Que fim levou a Operação Anel de Giges? Parou porque? Porque parou?

No final de setembro de 2017, a Polícia Federal fez uma operação e prendeu filho e enteadas do então senador Romero Jucá. Batizada “Anel de Giges”, a operação apurou o desvio de R$ 32 milhões que, supostamente, tiveram como origem o superfaturamento na aquisição da “Fazenda Recreio”, no bairro Cidade Satélite, zona Oeste. A propriedade estava no nome dos filhos de Jucá.

Faz três anos que o caso foi esquecido, “abafado”. Os R$ 32 milhões não foram recuperados e até o momento ninguém foi responsabilizado e preso.

Mesmo fora, já execrado pelas urnas, Romero Jucá continua interferindo em órgãos ministeriais, no Judiciário e, ao que parece, tem poder de influência até numa instituição séria como a Polícia Federal, tão importante no combate à corrupção. Até quando?

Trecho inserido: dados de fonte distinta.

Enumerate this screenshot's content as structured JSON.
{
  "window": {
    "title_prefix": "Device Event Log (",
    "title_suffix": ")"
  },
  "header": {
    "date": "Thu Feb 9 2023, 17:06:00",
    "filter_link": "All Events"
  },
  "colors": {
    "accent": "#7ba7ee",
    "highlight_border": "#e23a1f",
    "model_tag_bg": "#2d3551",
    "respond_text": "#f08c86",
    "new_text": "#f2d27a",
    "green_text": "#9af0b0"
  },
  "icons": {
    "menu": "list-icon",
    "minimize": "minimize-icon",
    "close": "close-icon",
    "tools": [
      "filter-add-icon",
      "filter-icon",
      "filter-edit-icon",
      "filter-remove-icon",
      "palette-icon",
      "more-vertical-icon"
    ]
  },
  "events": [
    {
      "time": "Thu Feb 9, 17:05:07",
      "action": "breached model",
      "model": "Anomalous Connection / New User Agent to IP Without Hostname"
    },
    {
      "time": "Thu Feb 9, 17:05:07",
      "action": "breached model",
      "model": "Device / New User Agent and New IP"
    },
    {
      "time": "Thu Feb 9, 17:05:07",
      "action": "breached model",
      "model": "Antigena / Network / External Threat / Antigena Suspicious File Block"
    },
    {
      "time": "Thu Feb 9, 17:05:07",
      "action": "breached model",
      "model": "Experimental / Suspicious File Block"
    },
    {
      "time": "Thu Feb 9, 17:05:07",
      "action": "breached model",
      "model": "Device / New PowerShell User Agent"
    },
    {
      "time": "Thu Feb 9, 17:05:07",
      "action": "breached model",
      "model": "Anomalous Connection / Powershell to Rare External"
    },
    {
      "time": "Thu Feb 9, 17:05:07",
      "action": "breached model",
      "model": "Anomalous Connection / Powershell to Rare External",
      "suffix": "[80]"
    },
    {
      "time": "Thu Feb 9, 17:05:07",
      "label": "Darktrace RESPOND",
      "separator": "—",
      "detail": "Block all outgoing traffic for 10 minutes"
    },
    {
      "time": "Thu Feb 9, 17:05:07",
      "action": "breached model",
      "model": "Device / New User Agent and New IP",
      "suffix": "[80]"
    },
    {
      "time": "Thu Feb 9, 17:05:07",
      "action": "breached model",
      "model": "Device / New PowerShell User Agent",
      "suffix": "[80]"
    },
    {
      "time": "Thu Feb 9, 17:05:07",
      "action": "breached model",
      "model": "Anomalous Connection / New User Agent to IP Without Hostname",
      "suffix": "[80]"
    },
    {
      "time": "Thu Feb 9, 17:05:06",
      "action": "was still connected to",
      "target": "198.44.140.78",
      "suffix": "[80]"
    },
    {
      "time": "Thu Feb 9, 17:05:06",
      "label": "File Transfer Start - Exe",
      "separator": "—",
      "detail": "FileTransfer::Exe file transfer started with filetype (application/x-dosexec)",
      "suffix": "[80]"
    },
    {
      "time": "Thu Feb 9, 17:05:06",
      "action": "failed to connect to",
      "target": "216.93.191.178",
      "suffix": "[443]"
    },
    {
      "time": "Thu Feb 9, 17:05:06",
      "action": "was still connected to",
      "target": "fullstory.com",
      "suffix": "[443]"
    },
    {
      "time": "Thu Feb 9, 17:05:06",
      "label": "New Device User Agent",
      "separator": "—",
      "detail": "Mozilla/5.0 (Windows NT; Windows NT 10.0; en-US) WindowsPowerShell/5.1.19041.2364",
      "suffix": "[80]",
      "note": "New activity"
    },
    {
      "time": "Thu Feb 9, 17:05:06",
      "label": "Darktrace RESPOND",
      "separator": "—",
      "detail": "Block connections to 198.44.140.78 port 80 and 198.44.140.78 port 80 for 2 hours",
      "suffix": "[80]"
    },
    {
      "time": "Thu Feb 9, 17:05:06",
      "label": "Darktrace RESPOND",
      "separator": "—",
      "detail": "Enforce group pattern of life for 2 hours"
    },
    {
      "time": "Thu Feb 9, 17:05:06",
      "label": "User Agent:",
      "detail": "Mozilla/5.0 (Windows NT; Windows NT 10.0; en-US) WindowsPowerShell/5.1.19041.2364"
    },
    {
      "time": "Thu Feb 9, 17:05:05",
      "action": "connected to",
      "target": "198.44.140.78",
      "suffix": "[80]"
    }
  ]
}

Filhos de Jucá torram 3 bilhões em 2 anos

A Operação Anel de Giges investigou a participação de filhos do ex-senador Romero Jucá num esquema de desvio de dinheiro

Obras e terrenos superfaturados, utilização de “laranjas”, farra com dinheiro público… inquérito não anda.

Vai completar três anos que a Polícia Federal não finaliza a operação Anel de Giges. Os alvos são os filhos do ex-senador Romero Jucá.

Quando a operação foi deflagrada, a PF apontou que os envolvidos movimentaram R$ 3 bilhões em 2 anos.

A movimentação bilionária chamou a atenção, após os federais apurarem desvios em projetos financiados pelo programa Minha Casa, Minha Vida, do governo federal.

Seria bom a Federal começar uma investigação e terminar. O povo de Roraima aguarda resposta.